サプライチェーンの制約:どこが詰まっているか

  1. HBM スタック/HBM 基板:12-Hi の歩留まり・熱設計、ABF/ガラス基板など材料の転換点。ガラス基板は 2026–30 の量産化観測があるが、実装インフラの再整備が必要。(Yole Group, 3D InCites)
  2. 先端パッケージ装置・能力:CoWoS/SoIC の増強ペースが AI GPU の出荷に直結。米国内では Amkor の CHIPS 採択がボトルネック緩和に寄与。(U.S. Department of Commerce)
  3. 露光装置(High-NA):初期導入は限られ、設計ルール/マスクコストが新たな壁。ASML の出荷は進むが、量産収益化の本格化は 2026 年以降が中核シナリオ。(ourbrand.asml.com)

価格・サイクル:メモリ強含み、ロジックはミックス

  • HBM 価格:2024→2025 の急伸で逼迫継続。一部では 2026 年の価格調整観測も出るが、AI サイクルの持続と 3D DRAMの進化が下支え。(Reuters, Yole Group)
  • NAND/DRAM 汎用品:AI 以外での回復が鈍い場合、在庫と価格の振れが残存。WSTS ベースでは 2025 年はメモリが二桁伸長の見込み。(WSTS)

リスクと3つのシナリオ(2025–2027)

  • 政策リスク:対中輸出枠の再強化/再緩和、対外関税、新たなトレーサビリティ義務(チップ位置追跡)などがサプライチェーン再編を強いる可能性。(Tom's Hardware)
  • 実装ボトルネック:CoWoS/SoIC 能力が AI サーバー出荷の律速に。Amkor/TSMC/OSAT 増強が追いつけば 2026 年に平準化。(U.S. Department of Commerce)
  • 技術移行:High-NA の量産・収益化タイミング、ガラス基板の本格立ち上げ、HBM4/4E の歩留まりが鍵。(ourbrand.asml.com, Yole Group)

ベースケース:AI/HBM 主導で 2026 年も成長。上振れはパッケージ制約の早期解消と電力制約対応(CPO/液冷)進展。
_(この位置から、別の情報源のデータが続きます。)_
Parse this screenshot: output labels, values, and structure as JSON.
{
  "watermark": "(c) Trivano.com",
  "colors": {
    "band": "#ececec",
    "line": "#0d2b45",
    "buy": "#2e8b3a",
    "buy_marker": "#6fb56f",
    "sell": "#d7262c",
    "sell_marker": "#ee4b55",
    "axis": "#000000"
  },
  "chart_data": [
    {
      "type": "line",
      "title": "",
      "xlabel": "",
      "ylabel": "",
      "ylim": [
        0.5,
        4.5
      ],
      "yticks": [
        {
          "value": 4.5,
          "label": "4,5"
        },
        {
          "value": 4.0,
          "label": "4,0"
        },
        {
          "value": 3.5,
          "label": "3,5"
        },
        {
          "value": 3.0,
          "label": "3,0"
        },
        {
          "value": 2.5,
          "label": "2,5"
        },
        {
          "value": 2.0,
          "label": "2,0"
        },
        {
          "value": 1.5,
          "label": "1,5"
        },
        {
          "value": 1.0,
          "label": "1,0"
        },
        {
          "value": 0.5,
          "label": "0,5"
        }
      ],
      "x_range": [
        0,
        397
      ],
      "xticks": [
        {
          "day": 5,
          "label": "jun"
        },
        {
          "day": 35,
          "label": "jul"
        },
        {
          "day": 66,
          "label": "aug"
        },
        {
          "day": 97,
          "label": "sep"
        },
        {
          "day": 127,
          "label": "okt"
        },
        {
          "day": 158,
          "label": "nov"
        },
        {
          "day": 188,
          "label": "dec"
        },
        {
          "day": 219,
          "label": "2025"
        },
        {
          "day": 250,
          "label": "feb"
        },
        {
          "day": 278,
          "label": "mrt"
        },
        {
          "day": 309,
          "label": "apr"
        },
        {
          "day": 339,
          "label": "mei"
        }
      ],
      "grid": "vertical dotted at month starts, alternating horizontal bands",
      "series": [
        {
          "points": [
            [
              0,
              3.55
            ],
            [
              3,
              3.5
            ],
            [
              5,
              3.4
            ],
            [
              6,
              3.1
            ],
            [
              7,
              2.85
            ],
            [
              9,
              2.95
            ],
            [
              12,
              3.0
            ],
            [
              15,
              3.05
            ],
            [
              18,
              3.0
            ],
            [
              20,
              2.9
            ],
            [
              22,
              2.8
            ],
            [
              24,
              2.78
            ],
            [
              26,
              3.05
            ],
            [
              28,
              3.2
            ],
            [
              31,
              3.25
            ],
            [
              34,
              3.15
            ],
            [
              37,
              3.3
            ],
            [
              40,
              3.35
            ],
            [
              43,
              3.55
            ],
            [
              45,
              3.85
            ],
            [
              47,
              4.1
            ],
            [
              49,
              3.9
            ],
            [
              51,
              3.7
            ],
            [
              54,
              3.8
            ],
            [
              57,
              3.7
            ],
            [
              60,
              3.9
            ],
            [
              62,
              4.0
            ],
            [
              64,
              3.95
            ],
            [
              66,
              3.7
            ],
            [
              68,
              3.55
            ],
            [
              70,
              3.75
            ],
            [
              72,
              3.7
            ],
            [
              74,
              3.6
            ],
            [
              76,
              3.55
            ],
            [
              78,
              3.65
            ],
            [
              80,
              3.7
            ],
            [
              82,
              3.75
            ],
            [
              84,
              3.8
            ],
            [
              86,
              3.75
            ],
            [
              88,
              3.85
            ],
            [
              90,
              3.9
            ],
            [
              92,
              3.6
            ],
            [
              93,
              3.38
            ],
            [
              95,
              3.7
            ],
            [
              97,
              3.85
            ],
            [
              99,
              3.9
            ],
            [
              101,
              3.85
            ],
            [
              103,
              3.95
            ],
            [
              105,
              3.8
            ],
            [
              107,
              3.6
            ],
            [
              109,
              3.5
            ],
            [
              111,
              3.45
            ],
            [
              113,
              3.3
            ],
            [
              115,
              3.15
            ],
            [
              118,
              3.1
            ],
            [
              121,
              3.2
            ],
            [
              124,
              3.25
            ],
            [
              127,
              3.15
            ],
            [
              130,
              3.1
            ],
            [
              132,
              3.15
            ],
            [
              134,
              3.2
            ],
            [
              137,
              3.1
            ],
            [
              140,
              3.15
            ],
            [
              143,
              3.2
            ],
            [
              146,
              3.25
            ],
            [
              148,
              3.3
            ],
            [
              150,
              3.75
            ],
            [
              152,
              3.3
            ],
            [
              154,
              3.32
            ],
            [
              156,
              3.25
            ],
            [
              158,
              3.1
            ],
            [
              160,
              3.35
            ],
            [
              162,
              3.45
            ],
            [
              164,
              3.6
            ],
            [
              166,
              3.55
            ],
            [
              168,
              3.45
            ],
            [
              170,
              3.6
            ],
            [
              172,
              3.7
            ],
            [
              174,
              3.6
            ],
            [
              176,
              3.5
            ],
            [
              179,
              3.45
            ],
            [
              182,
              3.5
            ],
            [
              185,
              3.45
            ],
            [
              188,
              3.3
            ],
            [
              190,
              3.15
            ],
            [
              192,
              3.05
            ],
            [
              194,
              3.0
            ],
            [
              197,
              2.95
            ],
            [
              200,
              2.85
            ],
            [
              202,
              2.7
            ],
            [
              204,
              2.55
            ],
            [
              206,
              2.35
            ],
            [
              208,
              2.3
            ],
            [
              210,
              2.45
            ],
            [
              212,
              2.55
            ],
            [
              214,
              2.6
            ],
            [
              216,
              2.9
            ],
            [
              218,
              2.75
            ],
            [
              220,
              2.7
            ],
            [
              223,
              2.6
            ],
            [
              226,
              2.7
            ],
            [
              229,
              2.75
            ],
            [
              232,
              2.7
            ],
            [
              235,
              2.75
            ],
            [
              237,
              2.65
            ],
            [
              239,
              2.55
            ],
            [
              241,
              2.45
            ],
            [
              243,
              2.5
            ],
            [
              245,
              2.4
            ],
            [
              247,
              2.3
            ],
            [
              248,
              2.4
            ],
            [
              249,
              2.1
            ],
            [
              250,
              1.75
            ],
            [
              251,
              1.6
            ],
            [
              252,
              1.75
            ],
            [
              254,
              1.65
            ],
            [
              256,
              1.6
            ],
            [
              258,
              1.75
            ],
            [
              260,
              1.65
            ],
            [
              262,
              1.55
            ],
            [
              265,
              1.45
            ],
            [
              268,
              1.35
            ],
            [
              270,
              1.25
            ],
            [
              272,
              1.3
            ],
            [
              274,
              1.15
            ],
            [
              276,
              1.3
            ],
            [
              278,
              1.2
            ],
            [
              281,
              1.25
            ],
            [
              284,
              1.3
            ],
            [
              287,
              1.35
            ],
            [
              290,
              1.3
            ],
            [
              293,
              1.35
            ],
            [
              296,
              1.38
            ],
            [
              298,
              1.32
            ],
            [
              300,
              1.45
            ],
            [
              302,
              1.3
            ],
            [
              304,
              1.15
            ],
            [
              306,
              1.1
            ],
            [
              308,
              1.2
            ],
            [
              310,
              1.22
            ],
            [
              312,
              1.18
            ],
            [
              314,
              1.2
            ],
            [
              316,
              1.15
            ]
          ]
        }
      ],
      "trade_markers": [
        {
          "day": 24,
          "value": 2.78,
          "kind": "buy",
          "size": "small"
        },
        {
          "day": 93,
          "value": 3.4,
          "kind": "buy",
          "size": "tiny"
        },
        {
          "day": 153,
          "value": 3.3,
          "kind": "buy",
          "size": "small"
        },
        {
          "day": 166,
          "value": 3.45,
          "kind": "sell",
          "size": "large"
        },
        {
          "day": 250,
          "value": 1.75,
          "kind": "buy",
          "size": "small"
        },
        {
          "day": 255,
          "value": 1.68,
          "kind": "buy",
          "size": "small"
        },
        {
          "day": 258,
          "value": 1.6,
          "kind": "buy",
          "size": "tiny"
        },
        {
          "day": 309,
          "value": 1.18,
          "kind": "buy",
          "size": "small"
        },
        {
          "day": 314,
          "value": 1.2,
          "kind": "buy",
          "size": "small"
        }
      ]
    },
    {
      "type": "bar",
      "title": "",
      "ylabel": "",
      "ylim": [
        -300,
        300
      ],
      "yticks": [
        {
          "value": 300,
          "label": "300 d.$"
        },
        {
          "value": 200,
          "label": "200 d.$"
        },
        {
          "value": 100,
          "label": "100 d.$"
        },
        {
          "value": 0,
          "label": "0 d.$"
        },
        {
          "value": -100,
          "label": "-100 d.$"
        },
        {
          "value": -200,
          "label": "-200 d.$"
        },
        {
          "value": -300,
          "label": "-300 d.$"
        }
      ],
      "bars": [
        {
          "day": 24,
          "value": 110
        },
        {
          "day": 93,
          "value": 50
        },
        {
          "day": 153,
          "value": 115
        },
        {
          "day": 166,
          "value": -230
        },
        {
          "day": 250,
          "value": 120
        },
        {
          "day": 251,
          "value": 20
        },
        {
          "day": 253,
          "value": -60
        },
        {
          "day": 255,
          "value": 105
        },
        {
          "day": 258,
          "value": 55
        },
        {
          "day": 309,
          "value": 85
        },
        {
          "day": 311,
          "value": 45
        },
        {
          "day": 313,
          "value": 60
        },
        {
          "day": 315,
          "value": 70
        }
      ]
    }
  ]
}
下振れは政策ショック(輸出規制・関税)と 18A/5A 以降のノード移行遅延。


実務への含意(調達・投資・開発)

  • 調達:HBM/先端パッケージはLTB(長納期部材)扱いで 2026 年分までの早期ブッキングが実用的。Micron/Sk hynix/Samsung のロードマップ差を前提に複線化を。(Reuters, Micron Technology)
  • 設計UCIe/チップレット前提でのアーキ設計、**CPO(Co-Packaged Optics)**の評価、熱設計(液冷)標準の早期採用が費用対効果を左右。(pr.tsmc.com)
  • 拠点戦略:米国は CHIPS 補助の枠組みが確立、日本は補助+人材・インフラの整備が前進、EU はドレスデンのオートモーティブ寄りポジションで補完関係。電力/水/用地の確保は各国共通の制約。

主要一次情報(抜粋・リンク)


まとめ

2025 年の半導体は、「AI(需要) × HBM/先端パッケージ(供給制約) × ノード進化(N2/18A + High-NA)」という三位一体で語られます。短期的には HBM とパッケージ能力がネックで、設計・調達・製造の全工程が密結合。中期的には High-NA とガラス基板の本格化が性能・コスト曲線を再定義し、政策はサプライチェーン再編の外生ショックであり続けるでしょう。足元のベースラインは成長続行、前提は供給制約の計画的緩和政策の急変回避です。